Gae Aulenti stands as one of the most important and original figures in the history of Italian design. Born on December 4, 1927, in Palazzolo dello Stella, in the Friuli Venezia Giulia region, Gaetana Emiliana Aulenti – “Gae” to everyone – earned her degree in architecture from the Politecnico di Milano in 1953 and became a leading voice in the field starting in the 1960s.
The career of this architect, designer, and artist unfolded across multiple paths, from interior and furniture design to major architectural projects, such as transforming Paris’s Gare d’Orsay into a museum. Transversality, multidisciplinarity, and eclecticism are defining traits of Gae Aulenti’s work, and she stated clearly and meaningfully that she had “no desire to be a specialist in anything,” wishing instead to live as a nomad “from one place to another, from one job to another.”
In this 2025, now drawing to a close, the sixtieth anniversary of one of her most historic design creations is being celebrated – a piece that has taken on an almost manifesto-like significance for the designer: the Pipistrello lamp.
Aulenti designed the Pipistrello in 1965 for the Olivetti store in Paris, and it was produced by Martinelli Luce. The Olivetti store itself was an extraordinary project – a space conceived to evoke the piazza of an ideal Italian city, characterized by enveloping curves, white plastic laminate surfaces, a red cladding for the central column, and a Senufo anthropomorphic sculpture as a symbolic element.
In this exceptional setting, poised between the metaphysical and the theatrical, the Pipistrello found its natural habitat, fully expressing its originality and helping create a unique and captivating atmosphere, one bordering on the surreal.
The lamp enters the environment not only as a technical device but also – and above all – as a kind of living organism: the shape of its white methacrylate diffuser evokes the silhouette of the winged nocturnal animal without ever becoming an explicit reference. The designer conceived the Pipistrello as an artifact halfway between a technological invention and an architectural work: the base as foundations, the telescopic stem as trunk or column, the diffuser as a capital.
This tripartite verticality gives the lamp a strong architectural rigor, a tacit structural order that enhances the freedom of its design. Its footprint reveals a carefully calibrated construction, in which the complexity of the curves finds perfect balance: the imagination and sensuality of the forms coexist seamlessly with the discipline and precision of the rapidograph.
The project’s extreme modernity is also evident in the difficulties encountered in bringing it to life. Some components of the lamp, as well as the telescopic mechanism, posed extremely demanding challenges – nearly impossible given the molding technologies and production methods available in the 1960s.

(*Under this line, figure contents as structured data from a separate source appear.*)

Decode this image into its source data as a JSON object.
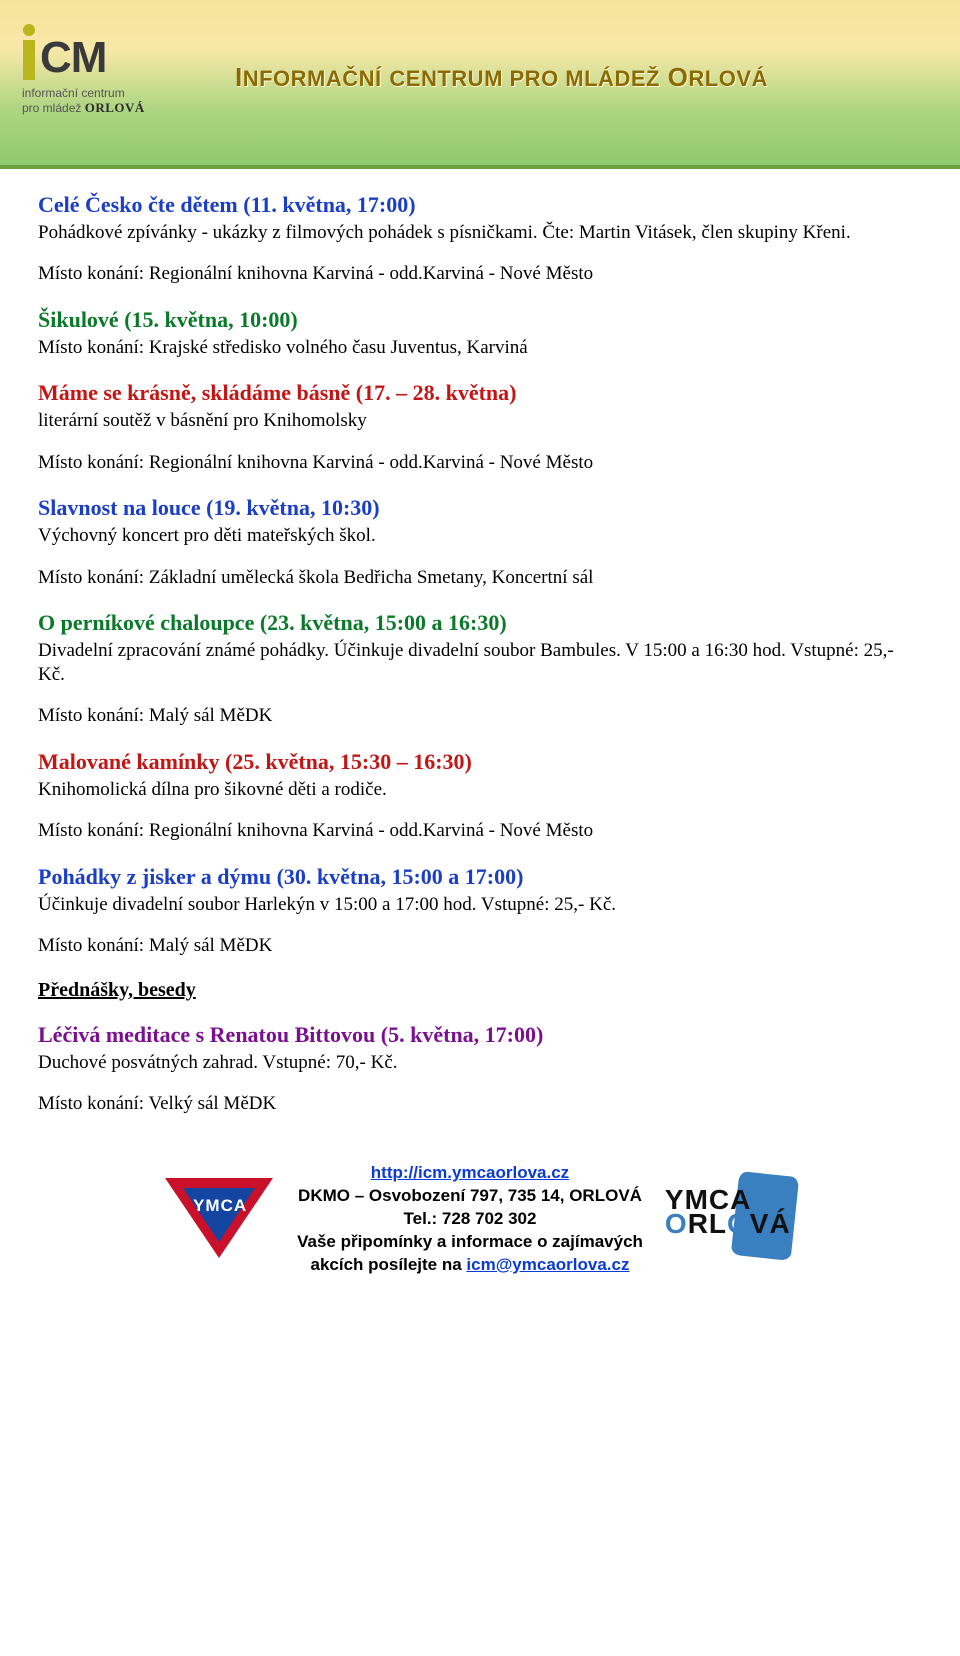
{
  "banner": {
    "logo_sub_line1": "informační centrum",
    "logo_sub_line2": "pro mládež",
    "logo_sub_orl": "ORLOVÁ",
    "logo_cm": "CM",
    "title_html": "I<span class='small'>NFORMAČNÍ</span> <span class='small'>CENTRUM PRO MLÁDEŽ</span> O<span class='small'>RLOVÁ</span>",
    "title_plain": "INFORMAČNÍ CENTRUM PRO MLÁDEŽ ORLOVÁ"
  },
  "colors": {
    "blue": "#1a3ec7",
    "green": "#0a7a2a",
    "red": "#c41515",
    "purple": "#7a1090",
    "link": "#0b3bd6",
    "banner_title": "#8b6b00"
  },
  "events": [
    {
      "title": "Celé Česko čte dětem (11. května, 17:00)",
      "title_color": "blue",
      "desc": "Pohádkové zpívánky - ukázky z filmových pohádek s písničkami. Čte: Martin Vitásek, člen skupiny Křeni.",
      "venue": "Místo konání: Regionální knihovna Karviná - odd.Karviná - Nové Město"
    },
    {
      "title": "Šikulové (15. května, 10:00)",
      "title_color": "green",
      "venue": "Místo konání: Krajské středisko volného času Juventus, Karviná",
      "tight": true
    },
    {
      "title": "Máme se krásně, skládáme básně (17. – 28. května)",
      "title_color": "red",
      "desc": "literární soutěž v básnění pro Knihomolsky",
      "venue": "Místo konání: Regionální knihovna Karviná - odd.Karviná - Nové Město"
    },
    {
      "title": "Slavnost na louce (19. května, 10:30)",
      "title_color": "blue",
      "desc": "Výchovný koncert pro děti mateřských škol.",
      "venue": "Místo konání: Základní umělecká škola Bedřicha Smetany, Koncertní sál"
    },
    {
      "title": "O perníkové chaloupce (23. května, 15:00 a 16:30)",
      "title_color": "green",
      "desc": "Divadelní zpracování známé pohádky. Účinkuje divadelní soubor Bambules. V 15:00 a 16:30 hod. Vstupné: 25,- Kč.",
      "venue": "Místo konání: Malý sál MěDK"
    },
    {
      "title": "Malované kamínky (25. května, 15:30 – 16:30)",
      "title_color": "red",
      "desc": "Knihomolická dílna pro šikovné děti a rodiče.",
      "venue": "Místo konání: Regionální knihovna Karviná - odd.Karviná - Nové Město"
    },
    {
      "title": "Pohádky z jisker a dýmu (30. května, 15:00 a 17:00)",
      "title_color": "blue",
      "desc": "Účinkuje divadelní soubor Harlekýn v 15:00 a 17:00 hod. Vstupné: 25,- Kč.",
      "venue": "Místo konání: Malý sál MěDK"
    }
  ],
  "section_heading": "Přednášky, besedy",
  "lecture": {
    "title": "Léčivá meditace s Renatou Bittovou (5. května, 17:00)",
    "title_color": "purple",
    "desc": "Duchové posvátných zahrad. Vstupné: 70,- Kč.",
    "venue": "Místo konání: Velký sál MěDK"
  },
  "footer": {
    "url_text": "http://icm.ymcaorlova.cz",
    "line2": "DKMO – Osvobození 797, 735 14, ORLOVÁ",
    "line3": "Tel.: 728 702 302",
    "line4_pre": "Vaše připomínky a informace o zajímavých",
    "line5_pre": "akcích posílejte na ",
    "email": "icm@ymcaorlova.cz",
    "ymca_left": "YMCA",
    "ymca_right_l1": "YMCA",
    "ymca_right_l2a": "RL",
    "ymca_right_l2b": "O",
    "ymca_right_l2c": "VÁ"
  }
}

The creation of the Pipistrello, consequently, was anything but easy and came only at the end of a rather painful development process. It is said that the project was proposed to Elio Martinelli by Sergio Camilli, founder of Poltronova, who presented it with a phrase that has since become legendary: “Gae has this lamp she needs to make…”. The project then remained in Martinelli’s drawers for months: the telescopic stem was difficult to engineer, and the diffuser with its sinuous flaps was nearly impossible to mold.

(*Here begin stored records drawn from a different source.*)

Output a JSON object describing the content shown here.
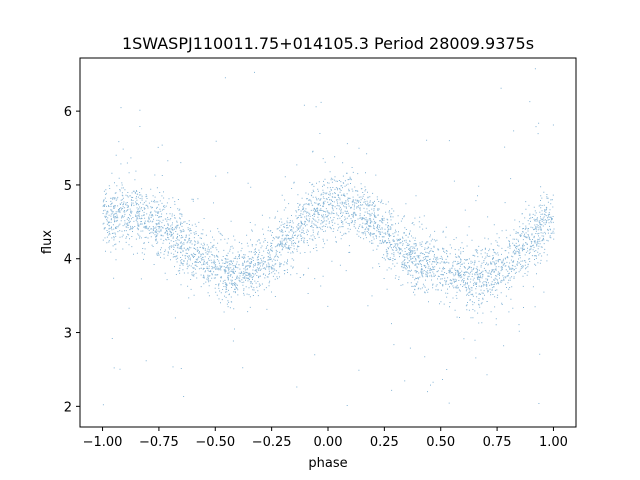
{
  "chart_data": {
    "type": "scatter",
    "title": "1SWASPJ110011.75+014105.3 Period 28009.9375s",
    "xlabel": "phase",
    "ylabel": "flux",
    "xlim": [
      -1.1,
      1.1
    ],
    "ylim": [
      1.72,
      6.72
    ],
    "x_ticks": [
      -1.0,
      -0.75,
      -0.5,
      -0.25,
      0.0,
      0.25,
      0.5,
      0.75,
      1.0
    ],
    "x_tick_labels": [
      "−1.00",
      "−0.75",
      "−0.50",
      "−0.25",
      "0.00",
      "0.25",
      "0.50",
      "0.75",
      "1.00"
    ],
    "y_ticks": [
      2,
      3,
      4,
      5,
      6
    ],
    "y_tick_labels": [
      "2",
      "3",
      "4",
      "5",
      "6"
    ],
    "grid": false,
    "legend": "none",
    "marker_color": "#1f77b4",
    "series": [
      {
        "description_points": "phase-folded light curve trend (mean flux vs phase)",
        "x": [
          -1.0,
          -0.9,
          -0.8,
          -0.7,
          -0.6,
          -0.5,
          -0.45,
          -0.4,
          -0.3,
          -0.2,
          -0.1,
          0.0,
          0.05,
          0.1,
          0.2,
          0.3,
          0.4,
          0.5,
          0.6,
          0.65,
          0.7,
          0.8,
          0.9,
          1.0
        ],
        "values": [
          4.55,
          4.62,
          4.55,
          4.35,
          4.1,
          3.87,
          3.8,
          3.8,
          3.92,
          4.2,
          4.5,
          4.7,
          4.75,
          4.7,
          4.5,
          4.2,
          3.95,
          3.85,
          3.75,
          3.72,
          3.75,
          3.95,
          4.3,
          4.6
        ]
      }
    ]
  }
}
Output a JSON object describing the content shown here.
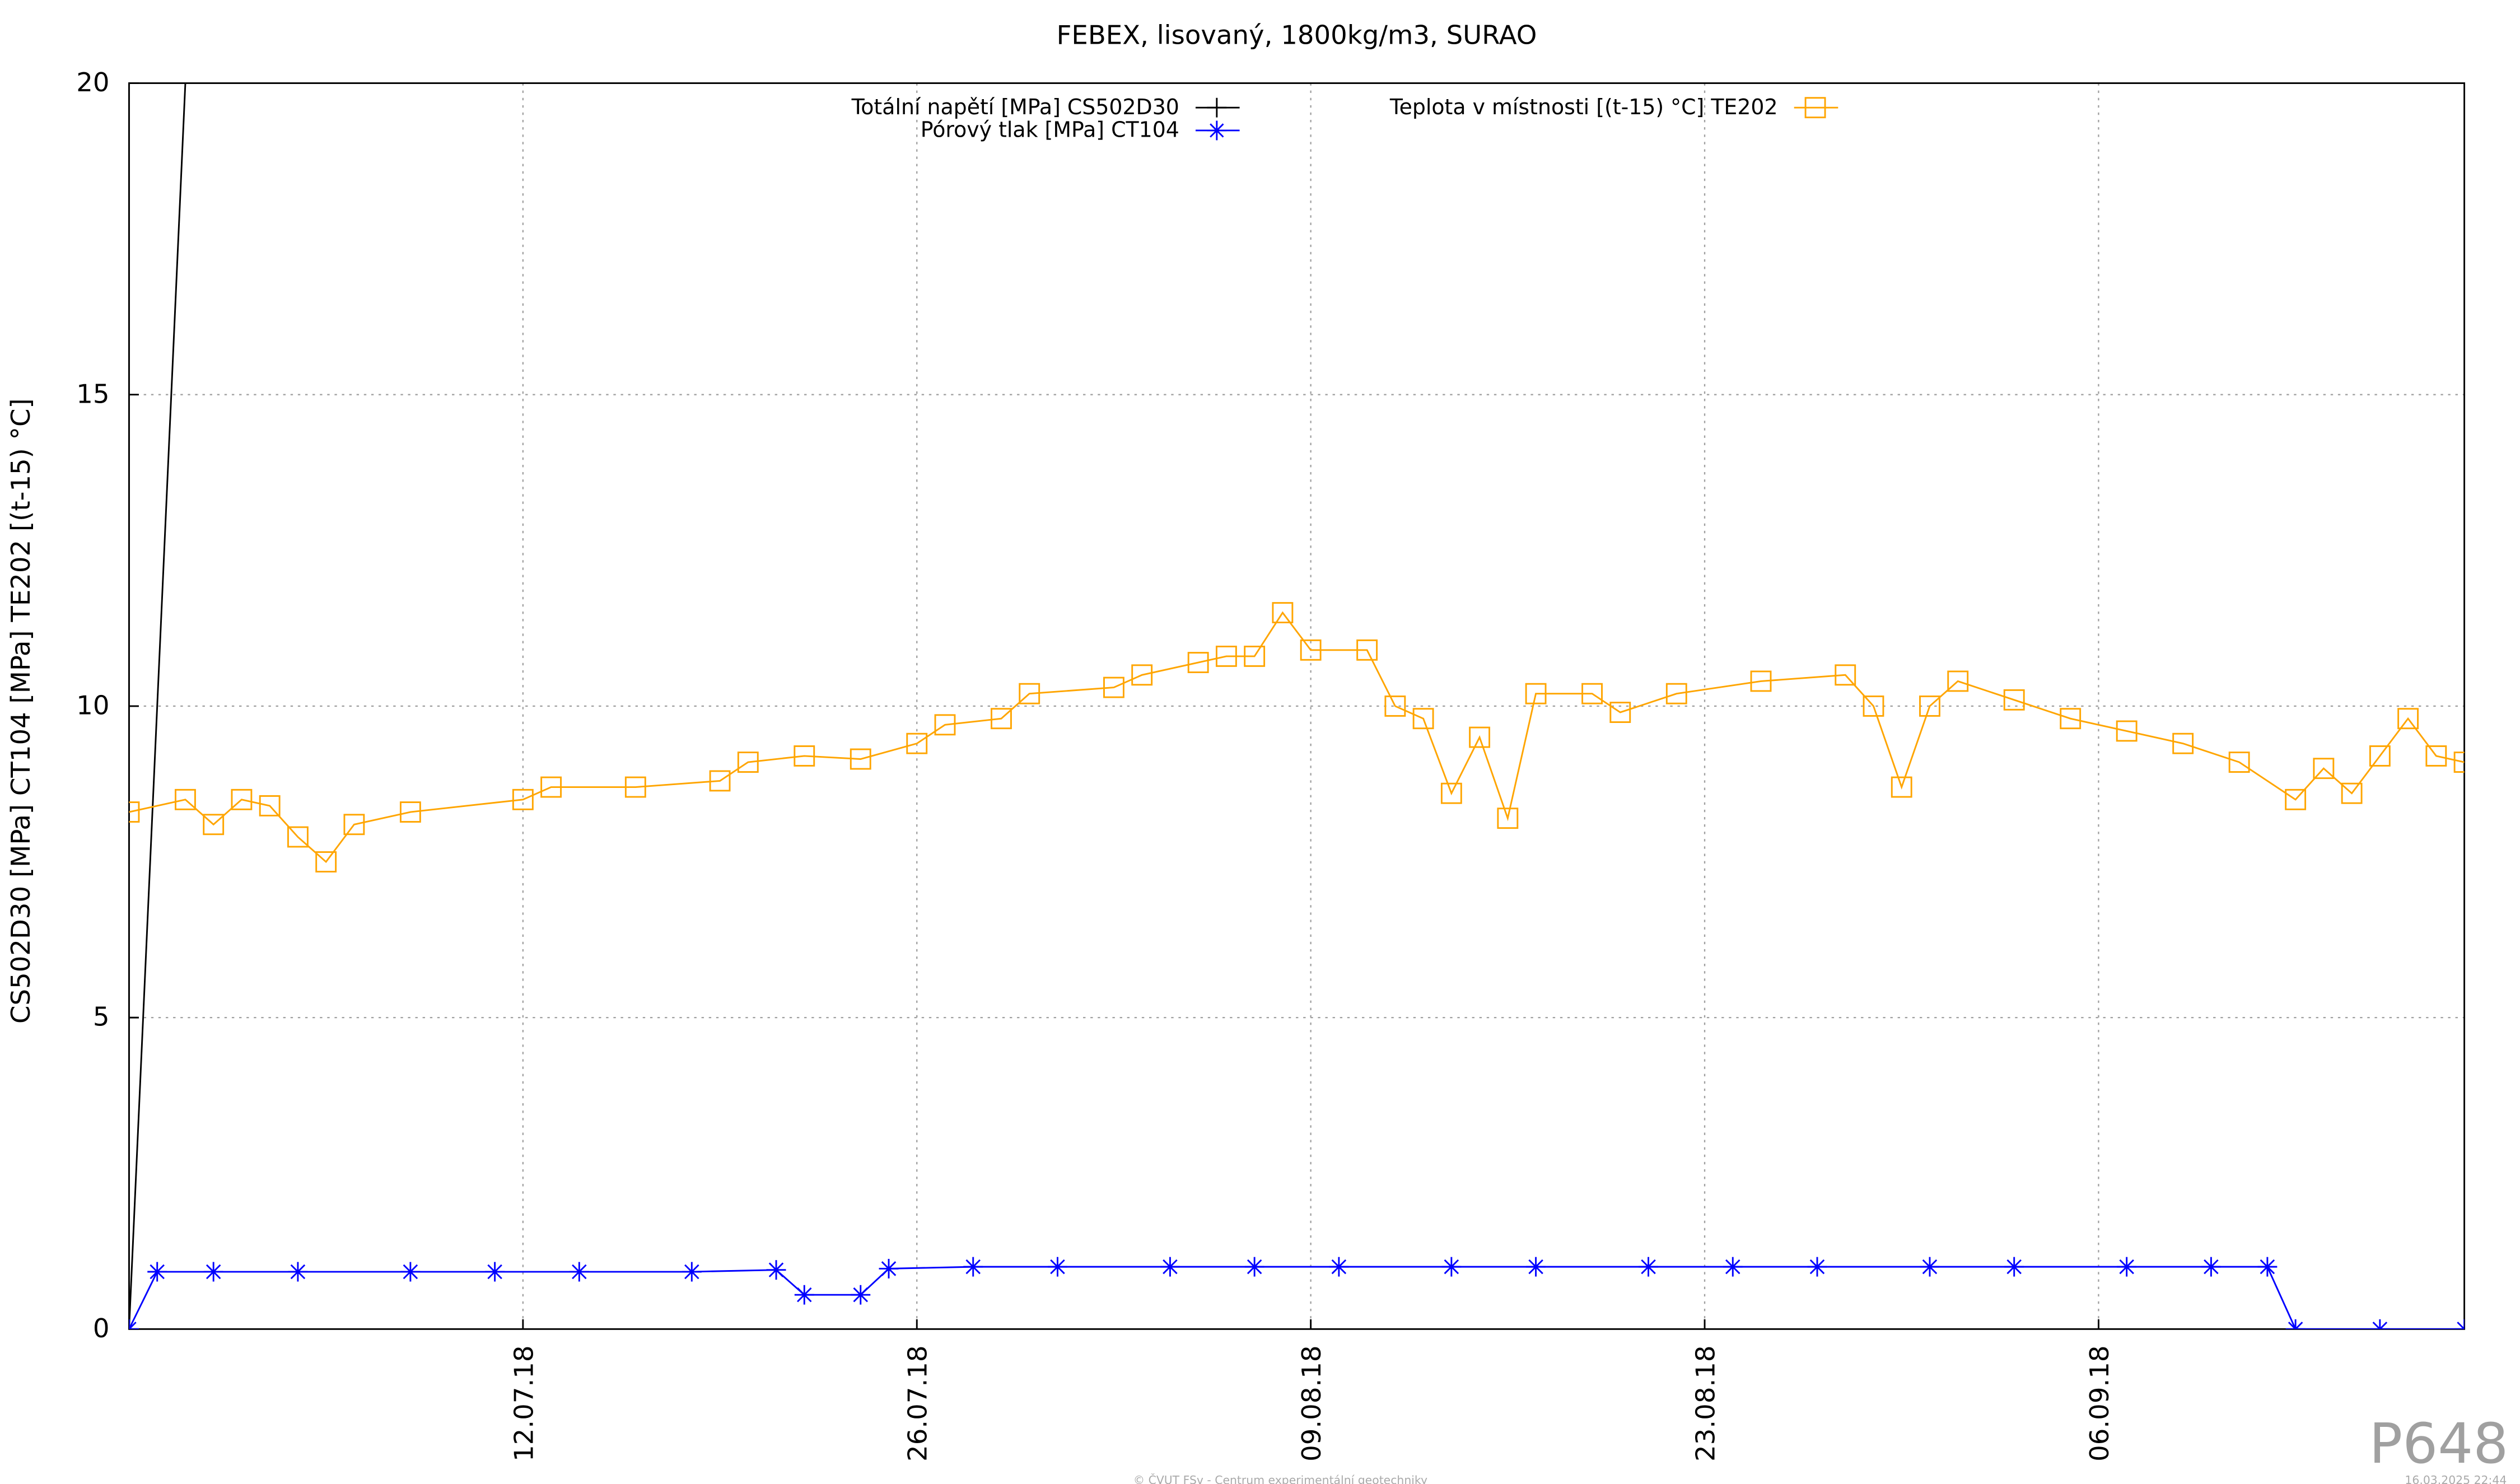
{
  "chart_data": {
    "type": "line",
    "title": "FEBEX, lisovaný, 1800kg/m3, SURAO",
    "y_label": "CS502D30 [MPa] CT104 [MPa] TE202 [(t-15) °C]",
    "xlim": [
      "2018-06-28",
      "2018-09-19"
    ],
    "xticks": [
      {
        "value": "2018-07-12",
        "label": "12.07.18"
      },
      {
        "value": "2018-07-26",
        "label": "26.07.18"
      },
      {
        "value": "2018-08-09",
        "label": "09.08.18"
      },
      {
        "value": "2018-08-23",
        "label": "23.08.18"
      },
      {
        "value": "2018-09-06",
        "label": "06.09.18"
      }
    ],
    "ylim": [
      0,
      20
    ],
    "yticks": [
      0,
      5,
      10,
      15,
      20
    ],
    "grid": true,
    "series": [
      {
        "name": "Totální napětí [MPa] CS502D30",
        "color": "#000000",
        "marker": "plus",
        "x": [
          "2018-06-28",
          "2018-06-30"
        ],
        "values": [
          0,
          20
        ]
      },
      {
        "name": "Pórový tlak [MPa] CT104",
        "color": "#0000ff",
        "marker": "star",
        "x": [
          "2018-06-28",
          "2018-06-29",
          "2018-07-01",
          "2018-07-04",
          "2018-07-08",
          "2018-07-11",
          "2018-07-14",
          "2018-07-18",
          "2018-07-21",
          "2018-07-22",
          "2018-07-24",
          "2018-07-25",
          "2018-07-28",
          "2018-07-31",
          "2018-08-04",
          "2018-08-07",
          "2018-08-10",
          "2018-08-14",
          "2018-08-17",
          "2018-08-21",
          "2018-08-24",
          "2018-08-27",
          "2018-08-31",
          "2018-09-03",
          "2018-09-07",
          "2018-09-10",
          "2018-09-12",
          "2018-09-13",
          "2018-09-16",
          "2018-09-19"
        ],
        "values": [
          0,
          0.92,
          0.92,
          0.92,
          0.92,
          0.92,
          0.92,
          0.92,
          0.95,
          0.55,
          0.55,
          0.97,
          1.0,
          1.0,
          1.0,
          1.0,
          1.0,
          1.0,
          1.0,
          1.0,
          1.0,
          1.0,
          1.0,
          1.0,
          1.0,
          1.0,
          1.0,
          0,
          0,
          0
        ]
      },
      {
        "name": "Teplota v místnosti [(t-15) °C] TE202",
        "color": "#ffa500",
        "marker": "square",
        "x": [
          "2018-06-28",
          "2018-06-30",
          "2018-07-01",
          "2018-07-02",
          "2018-07-03",
          "2018-07-04",
          "2018-07-05",
          "2018-07-06",
          "2018-07-08",
          "2018-07-12",
          "2018-07-13",
          "2018-07-16",
          "2018-07-19",
          "2018-07-20",
          "2018-07-22",
          "2018-07-24",
          "2018-07-26",
          "2018-07-27",
          "2018-07-29",
          "2018-07-30",
          "2018-08-02",
          "2018-08-03",
          "2018-08-05",
          "2018-08-06",
          "2018-08-07",
          "2018-08-08",
          "2018-08-09",
          "2018-08-11",
          "2018-08-12",
          "2018-08-13",
          "2018-08-14",
          "2018-08-15",
          "2018-08-16",
          "2018-08-17",
          "2018-08-19",
          "2018-08-20",
          "2018-08-22",
          "2018-08-25",
          "2018-08-28",
          "2018-08-29",
          "2018-08-30",
          "2018-08-31",
          "2018-09-01",
          "2018-09-03",
          "2018-09-05",
          "2018-09-07",
          "2018-09-09",
          "2018-09-11",
          "2018-09-13",
          "2018-09-14",
          "2018-09-15",
          "2018-09-16",
          "2018-09-17",
          "2018-09-18",
          "2018-09-19"
        ],
        "values": [
          8.3,
          8.5,
          8.1,
          8.5,
          8.4,
          7.9,
          7.5,
          8.1,
          8.3,
          8.5,
          8.7,
          8.7,
          8.8,
          9.1,
          9.2,
          9.15,
          9.4,
          9.7,
          9.8,
          10.2,
          10.3,
          10.5,
          10.7,
          10.8,
          10.8,
          11.5,
          10.9,
          10.9,
          10.0,
          9.8,
          8.6,
          9.5,
          8.2,
          10.2,
          10.2,
          9.9,
          10.2,
          10.4,
          10.5,
          10.0,
          8.7,
          10.0,
          10.4,
          10.1,
          9.8,
          9.6,
          9.4,
          9.1,
          8.5,
          9.0,
          8.6,
          9.2,
          9.8,
          9.2,
          9.1
        ]
      }
    ]
  },
  "watermark": "P648",
  "footer": "© ČVUT FSv - Centrum experimentální geotechniky",
  "timestamp": "16.03.2025 22:44"
}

After its debut in the Olivetti store, the Pipistrello spread its wings, becoming a cult object and establishing itself internationally. Over time, the lamp has been developed in numerous variants – initially in agreement with the designer and later continued by Martinelli Luce: aluminum finishes, reduced sizes, cordless versions, and models for workstations.
For its sixtieth anniversary, the lamp has been reissued in an elegant and striking limited-edition White Matt celebratory version.
Emiliana Martinelli has recalled how Gae Aulenti impressed those around her with her personal charisma, determination, and authority, as well as with her professional talent, which allowed her to visualize a project in its entirety from the outset, without hesitation.
The Pipistrello faithfully reflects the nature of its designer: it is not conciliatory, not decorative, not timid; it is independent, rigorous, capable of conversing with its surroundings while maintaining its autonomy without ever becoming hostile to its environment.
In the lamp, one finds much of Gae Aulenti herself: her passion for theater, for staging, for installations, as well as her absolute mastery of technical drawing and construction – a virtuous combination of imagination and rigor, freedom and order.
Today, sixty years after its creation, we can say that the Pipistrello retains all its relevance, vitality, and driving force. In fact, in the Contemporary world – in our Society of Complexity – the project finds a truly ideal habitat, thanks to its intricate nature as a rigorous micro-architecture, a scenographic object, a quasi-metaphysical figure, and a futuristic lighting device.
Ultimately, no one has ever captured the meaning, destiny, and essence of the Pipistrello better than its creator: “I would like an object we design to last a hundred years, because we want it that way, just as we desire an Egyptian or Mayan object. The idea of durability is, for me, a profound and moral idea. That is why a designer, even when creating an object destined for production and for a future he or she cannot fully know, must design it as though it were meant for a specific place: such is the case of my Pipistrello lamp, created many years ago for the Olivetti store in Paris.”